Zachary Lewis, The Plain Dealer | April 14, 2014
Jessica Lang Dance pools resources of video, costumes and choreography for unforgettable evening (review)
Good thing Jessica Lang Dance didn't bill itself a "company." That would have been a misnomer.
Equal parts ballet, visual art collective and modern dance ensemble, the young New York-based troupe that stunned a DanceCleveland crowd Saturday night at Playhouse Square looked more like three companies than merely one.
The athleticism and control of the performers were themselves something to behold. Add to these Lang's poignant choreography and gorgeous work by some dozen designers of lighting, costumes and video and the result was an unforgettable evening of dance.
"Among the Stars" tugged hardest at the heartstrings. Separated at first by a long, silky fabric, dancers Laura Mead and Clifton Brown gradually overcame the gap and made use of the cloth in an elegant, almost classical pas de deux, only for Mead to end up bound once again, forever off limits.
Sympathy and awe, by contrast, were the prime reactions to "The Calling." Alone like a statute at the center of a vast white skirt, dancer Kana Kamura sank, twisted and pumped her arms in apparent anguish, at times seeming to disappear, magically, into the floor or the fabric itself.

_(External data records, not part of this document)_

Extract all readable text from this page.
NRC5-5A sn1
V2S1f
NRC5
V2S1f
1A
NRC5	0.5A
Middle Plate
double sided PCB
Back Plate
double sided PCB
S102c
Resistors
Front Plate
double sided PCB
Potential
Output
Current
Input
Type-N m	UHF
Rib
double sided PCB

Costume and lighting designers Lisa Choules and Nicole Pearce deserve nearly as much credit as the choreographer, who also designed the set, for the wonder that was "Lines Cubed." Without them, Lang's homage to painter Piet Mondrian might have been flat or anemic.
Instead, it was dynamic, a paean to color and spirit. Dancers in red, yellow and blue executed mechanical patterns and freewheeling, virtuosic solos against a backdrop of white squares and black lines. Rounding out the three-dimensional space were accordion borders, drawn forward and back, on and off, like a painting in the making.
Typically a live art, dance instead came pre-recorded in "White," a film by Shinichi Maruyama. Playful and groundbreaking at once, the film showed larger-than-life dancers moving at half or double speed, toying with foreground and background, and interacting in ways generally unthinkable in real life. Perhaps never has a single work of dance unveiled so many possibilities.
Maruyama also was a prime creative force behind "i.n.k.," the program's mesmerizing finale. There, a gurgling soundtrack and high-definition video of ink globules in air served as the backdrop to black-clad dancers essentially imitating what was going on behind them.
Every element of the footage became a springboard for movement. Speed, texture and density all translated as everything from lyrical duets to frenetic ensemble numbers. In one case, a dancer even interacted with the screen, executing flips over a string of ink-blobs rolling along the bottom.
The emotional pull of this was surprising. Contained within those images was the spectrum of human sentiment. Like most of the evening with Jessica Lang Dance, it was sensory saturation, the equivalent of two dances taking place simultaneously.